Yves Usson Interview
Meet the man behind the Brute and the creator of the HackaBrute website: hackabrute.yusynth.net/
Yves Usson is a sound design fanatic since the 70's!! Five years ago he started as a consultant in Electronic Music when he got in touch with Arturia for the MiniBrute project.
Today he shares his passion and his knowledge on a dedicated website, with MiniBrute and MicroBrutes users, giving them tips and tricks to extend the power of their little beasts.
In parallel Yves works at the UGA (University Grenoble Alps, France) and he is appointed as a fulltime researcher in the field of biomedical engineering, by the main scientific research agency in France (C.N.R.S.).
Visite Me at http://hackabrute.yusynth.net/
Arturia: How your passion to analogue and modular synthesizers has started?

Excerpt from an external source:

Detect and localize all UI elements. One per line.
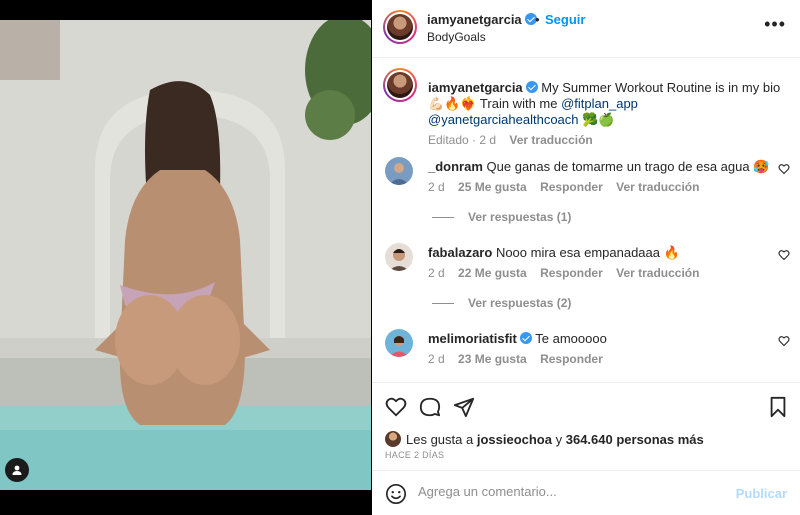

Yves Usson: It started long ago back in the 1970s when the first modular synthesizers showed up in the musical productions. Right on, I got captivated by those brand new electronic sounds. I was impressed by the huge modular synthesizers used by bands like ELP, Tangerine Dream, Klaus Schulze and others. I wanted to have one and dreamed to experiment sound design with these. But in those days, they were far out of reach for the modest student in Biology I was. Mind you, the price of a Mg Modular was that of a small house… As a hobby I was building short-wave receivers and trained myself to electronics by reading books. Therefore it was natural that I started to build myself a modest modular synthesizer. This was not an easy task because it was really hard to find documentation and technical information (there was Internet in those days). Eventually I finished to build it in 1979.
After a long break, I returned to this passion in 2000. While surfing on the Internet, I came across a site dedicated to SDIY (synthesizer do it yourself). And I realized that with Internet a lot of resources (schematics, service manuals) had become available and the basic electronic components (transistors, OPamps) for these were still available. That was it! My old passion was back, I had to build myself an analogue modular synthesizer. That was the beginning of my yusynth (http://yusynth.net) project.

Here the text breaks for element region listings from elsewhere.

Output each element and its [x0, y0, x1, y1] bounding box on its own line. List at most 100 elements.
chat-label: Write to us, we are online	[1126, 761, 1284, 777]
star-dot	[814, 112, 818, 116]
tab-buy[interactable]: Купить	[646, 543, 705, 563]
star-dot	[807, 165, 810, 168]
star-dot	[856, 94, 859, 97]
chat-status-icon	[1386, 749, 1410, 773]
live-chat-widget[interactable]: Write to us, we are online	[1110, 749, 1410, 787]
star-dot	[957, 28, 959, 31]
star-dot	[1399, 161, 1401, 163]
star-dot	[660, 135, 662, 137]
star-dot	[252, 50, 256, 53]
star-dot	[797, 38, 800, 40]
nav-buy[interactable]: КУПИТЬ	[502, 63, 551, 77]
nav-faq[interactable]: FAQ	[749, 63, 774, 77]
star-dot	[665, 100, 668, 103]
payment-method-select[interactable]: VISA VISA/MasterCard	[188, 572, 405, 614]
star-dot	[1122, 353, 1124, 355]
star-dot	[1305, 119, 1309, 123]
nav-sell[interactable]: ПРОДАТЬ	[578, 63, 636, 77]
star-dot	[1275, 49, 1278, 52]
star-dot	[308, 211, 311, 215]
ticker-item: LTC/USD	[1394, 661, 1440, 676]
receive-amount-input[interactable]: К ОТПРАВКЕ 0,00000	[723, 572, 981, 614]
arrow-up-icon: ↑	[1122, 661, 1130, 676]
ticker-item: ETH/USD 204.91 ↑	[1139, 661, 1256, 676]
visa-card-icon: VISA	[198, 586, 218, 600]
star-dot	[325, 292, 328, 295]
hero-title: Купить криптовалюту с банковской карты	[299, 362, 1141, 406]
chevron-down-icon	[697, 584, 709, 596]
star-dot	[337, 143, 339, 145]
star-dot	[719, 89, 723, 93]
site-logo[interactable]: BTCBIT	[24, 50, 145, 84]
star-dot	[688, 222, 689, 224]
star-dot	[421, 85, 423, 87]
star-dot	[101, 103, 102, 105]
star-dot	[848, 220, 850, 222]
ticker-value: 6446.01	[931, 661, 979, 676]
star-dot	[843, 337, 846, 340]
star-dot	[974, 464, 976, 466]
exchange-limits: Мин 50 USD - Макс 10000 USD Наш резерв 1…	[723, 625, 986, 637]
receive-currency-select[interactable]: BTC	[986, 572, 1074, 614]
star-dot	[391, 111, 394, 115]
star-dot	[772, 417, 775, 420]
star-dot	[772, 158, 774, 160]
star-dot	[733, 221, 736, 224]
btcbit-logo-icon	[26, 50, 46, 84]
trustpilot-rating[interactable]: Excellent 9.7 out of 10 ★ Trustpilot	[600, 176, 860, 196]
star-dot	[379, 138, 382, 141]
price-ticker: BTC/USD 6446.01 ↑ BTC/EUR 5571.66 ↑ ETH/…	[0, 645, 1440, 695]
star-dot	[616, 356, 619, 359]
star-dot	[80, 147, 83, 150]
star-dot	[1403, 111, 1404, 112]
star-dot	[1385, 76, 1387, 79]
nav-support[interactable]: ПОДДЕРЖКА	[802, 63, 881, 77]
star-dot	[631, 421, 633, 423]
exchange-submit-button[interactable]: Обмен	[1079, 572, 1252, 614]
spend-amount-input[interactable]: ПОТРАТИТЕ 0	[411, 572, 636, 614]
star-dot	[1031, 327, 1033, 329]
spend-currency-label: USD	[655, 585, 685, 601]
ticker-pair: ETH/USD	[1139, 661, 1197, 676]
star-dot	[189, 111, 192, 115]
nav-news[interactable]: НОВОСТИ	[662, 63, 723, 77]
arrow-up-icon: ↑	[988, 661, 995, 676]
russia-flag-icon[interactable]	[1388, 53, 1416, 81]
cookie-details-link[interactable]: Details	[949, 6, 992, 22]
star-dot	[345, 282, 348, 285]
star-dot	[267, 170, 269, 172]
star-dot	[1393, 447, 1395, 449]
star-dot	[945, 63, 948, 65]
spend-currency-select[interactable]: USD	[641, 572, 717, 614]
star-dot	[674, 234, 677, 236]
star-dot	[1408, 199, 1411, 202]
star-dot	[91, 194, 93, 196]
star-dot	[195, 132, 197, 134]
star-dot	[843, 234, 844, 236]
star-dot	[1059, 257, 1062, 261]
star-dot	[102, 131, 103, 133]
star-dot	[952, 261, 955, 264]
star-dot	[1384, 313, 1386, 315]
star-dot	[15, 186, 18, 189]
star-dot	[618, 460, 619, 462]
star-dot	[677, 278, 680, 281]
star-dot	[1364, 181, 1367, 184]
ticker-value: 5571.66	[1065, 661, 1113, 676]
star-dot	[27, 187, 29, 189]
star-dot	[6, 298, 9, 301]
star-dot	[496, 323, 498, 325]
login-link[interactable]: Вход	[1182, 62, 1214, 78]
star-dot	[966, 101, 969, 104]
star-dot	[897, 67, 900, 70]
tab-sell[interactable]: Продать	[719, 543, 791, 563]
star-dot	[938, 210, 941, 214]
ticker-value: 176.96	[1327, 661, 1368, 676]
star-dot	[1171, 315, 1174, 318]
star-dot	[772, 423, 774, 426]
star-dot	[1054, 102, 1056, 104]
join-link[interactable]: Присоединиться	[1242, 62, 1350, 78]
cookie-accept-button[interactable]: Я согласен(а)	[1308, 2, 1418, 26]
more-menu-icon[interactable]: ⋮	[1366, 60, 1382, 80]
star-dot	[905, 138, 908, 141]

Arturia: What was your participation to the MiniBrute synthesizer project?
Yves Usson: I have been hired by Arturia to design the analogue circuitry of the MiniBrute, that is all the sound production path. My contribution was first to choose the features to implement in the MiniBrute with Arturia’s staff and I spent a couple of sessions with them trying various combination of yusynth modules in order to choose the right modules and define what would be the sonic character of the MiniBrute. For this purpose I built a 12U cabinet that I stuffed with various modules: VCOs, VCFs, LFO, EGs… I must say this has been a very interesting and stimulating phase. Once this choice had been validated my responsibility was to provide the electronic schematics for the analogue circuitry (I actually built a complete prototype with classic through hole components). Then I backed up the industrialization process and helped to solve technical problems and eventually I contributed to the writing the user manual. In particular, I wrote the analogue synthesis tutorial as well as the description and use of the MiniBrute’s features.
Arturia: Can you explain what your website is about?
Yves Usson: The HackABrute.yusynth.net is a site dedicated to DIY modifications and hacking of the MiniBrute and MicroBrute synthesizers. During the early stage of the development of the MiniBrute we thought that it would be great if such a powerful small monophonic synthesizers could be easily extended by their owners. Hence we decided to make available as much as possible solder pads for supplementary inputs and outputs on the PCBs. Thus, the original design of the PCB is offering all that required to expand the MiniBrute. Well, that is for those who are not afraid of using a soldering iron.
Therefore, the aim of the Hackabrute site is to offer technical information (with the courtesy of Arturia) on the Brute series and also to gather and validate the possible hacks. I must say that all modifications or hacks that are published on my site have been tested by myself, either if I designed them or somebody designed one and proposed it for publication on the site.
However, applying the mods and hacks requires to be experienced with electronics and it must be clear, that by opening its MiniBrute the owner looses all warranties and it is the owner responsibility that is engaged if he applies any change or modification described in this site.